The 7X57 (7mm Mauser) has similar ballistics to the 7-08 Rem in many loadings despite having a larger case and using a bit more powder. It is better suited to the heavier bullets above 150gn than the 7-08 in standard short-action guise though. Many loading manual maximum loads are limited to around 40-45,000 psi because of the number of surplus South American M1895 military rifles around with the weaker 'small-ring' Mauser action. SAAMI standards for factory ammo are a modest 51,000 psi MAP. It can be loaded more heavily though for use in modern actions like yours. Brass and dies are easily obtained and like the 30-06, it is a handloader's dream design, very flexible and easy to get good results. Like the 30-06 it has a longer neck than you find on more recent designs. Like the 7-08, it'll perform well in a short barrel - sound moderated (suppressed) short-barrel rifles of 20 inches or less are the norm here in our deerstalking, and many military users in the dim and distant past had short cavalry carbine versions with 18-19 inch barrels as well as short rifles (24").
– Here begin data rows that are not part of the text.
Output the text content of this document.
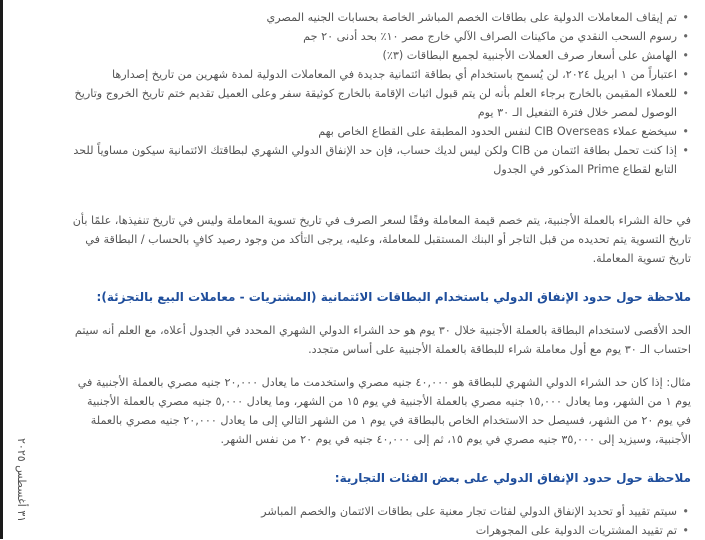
٣١ أغسطس ٢٠٢٥
• تم إيقاف المعاملات الدولية على بطاقات الخصم المباشر الخاصة بحسابات الجنيه المصري
• رسوم السحب النقدي من ماكينات الصراف الآلي خارج مصر ١٠٪ بحد أدنى ٢٠ جم
• الهامش على أسعار صرف العملات الأجنبية لجميع البطاقات (٣٪)
• اعتباراً من ١ ابريل ٢٠٢٤، لن يُسمح باستخدام أي بطاقة ائتمانية جديدة في المعاملات الدولية لمدة شهرين من تاريخ إصدارها
• للعملاء المقيمن بالخارج برجاء العلم بأنه لن يتم قبول اثبات الإقامة بالخارج كوثيقة سفر وعلى العميل تقديم ختم تاريخ الخروج وتاريخ الوصول لمصر خلال فترة التفعيل الـ ٣٠ يوم
• سيخضع عملاء CIB Overseas لنفس الحدود المطبقة على القطاع الخاص بهم
• إذا كنت تحمل بطاقة ائتمان من CIB ولكن ليس لديك حساب، فإن حد الإنفاق الدولي الشهري لبطاقتك الائتمانية سيكون مساوياً للحد التابع لقطاع Prime المذكور في الجدول

في حالة الشراء بالعملة الأجنبية، يتم خصم قيمة المعاملة وفقًا لسعر الصرف في تاريخ تسوية المعاملة وليس في تاريخ تنفيذها، علمًا بأن تاريخ التسوية يتم تحديده من قبل التاجر أو البنك المستقبل للمعاملة، وعليه، يرجى التأكد من وجود رصيد كافٍ بالحساب / البطاقة في تاريخ تسوية المعاملة.

ملاحظة حول حدود الإنفاق الدولي باستخدام البطاقات الائتمانية (المشتريات - معاملات البيع بالتجزئة):

الحد الأقصى لاستخدام البطاقة بالعملة الأجنبية خلال ٣٠ يوم هو حد الشراء الدولي الشهري المحدد في الجدول أعلاه، مع العلم أنه سيتم احتساب الـ ٣٠ يوم مع أول معاملة شراء للبطاقة بالعملة الأجنبية على أساس متجدد.

مثال: إذا كان حد الشراء الدولي الشهري للبطاقة هو ٤٠,٠٠٠ جنيه مصري واستخدمت ما يعادل ٢٠,٠٠٠ جنيه مصري بالعملة الأجنبية في يوم ١ من الشهر، وما يعادل ١٥,٠٠٠ جنيه مصري بالعملة الأجنبية في يوم ١٥ من الشهر، وما يعادل ٥,٠٠٠ جنيه مصري بالعملة الأجنبية في يوم ٢٠ من الشهر، فسيصل حد الاستخدام الخاص بالبطاقة في يوم ١ من الشهر التالي إلى ما يعادل ٢٠,٠٠٠ جنيه مصري بالعملة الأجنبية، وسيزيد إلى ٣٥,٠٠٠ جنيه مصري في يوم ١٥، ثم إلى ٤٠,٠٠٠ جنيه في يوم ٢٠ من نفس الشهر.

ملاحظة حول حدود الإنفاق الدولي على بعض الفئات التجارية:
• سيتم تقييد أو تحديد الإنفاق الدولي لفئات تجار معنية على بطاقات الائتمان والخصم المباشر
• تم تقييد المشتريات الدولية على المجوهرات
This is a real piece of history - developed in 1892, first adopted 1893 (Spain) - and used against the USA in the late 19th century Spanish-American war in Cuba and the Philippines and against the British Empire by Boer republic 'Kommandos' in the 1898-1902 South African War, in both cases with the same Mauser rifle design and with devastating results on doughboys and tommies. As a result, it heavily influenced the US Army to drop the 30-40 Krag and adopt the M1903 Springfield. (Britain would have ditched the 303 Lee for a 7mm if World War 1 hadn't started when it did.) The US .30-03 / .30-06 cartridge was heavily influenced by the 7mm Mauser and can be said to to be a 30-calibre descendant of it. It saw widespread use as a general purpose game and self-defence cartridge in Africa for generations and killed much larger, tougher animals than its ballistics said it should - 175gn at around 2,300 fps in those days. Many South American countries used it as their service cartridge until the 7.62 appeared in the late 50s.
Its survival today in everyday sporting use at the age of 126 shows just how good a cartridge it is - capable of great accuracy, and reckoned one of the best ever medium deer cartridges by some authorities. It still has a considerable following in the UK amongst our deerstalkers. Ruger has chambered it in No.1 and M77 rifles at times for the US market. I have a friend with a mint Number 1 he has had from new and will never sell it. It has taken Canadian elk, moose and one large black bear, as well as many British deer and feral goats.
I have three 7X57s (two Chilean long military and one 1950s classic BSA deer rifle), 7mm-08 and 284 Win F-Class rifles. I like them all and they all do a great job when the rifle is properly set up and good handloads produced. I have a real soft-spot for the old Mauser number though.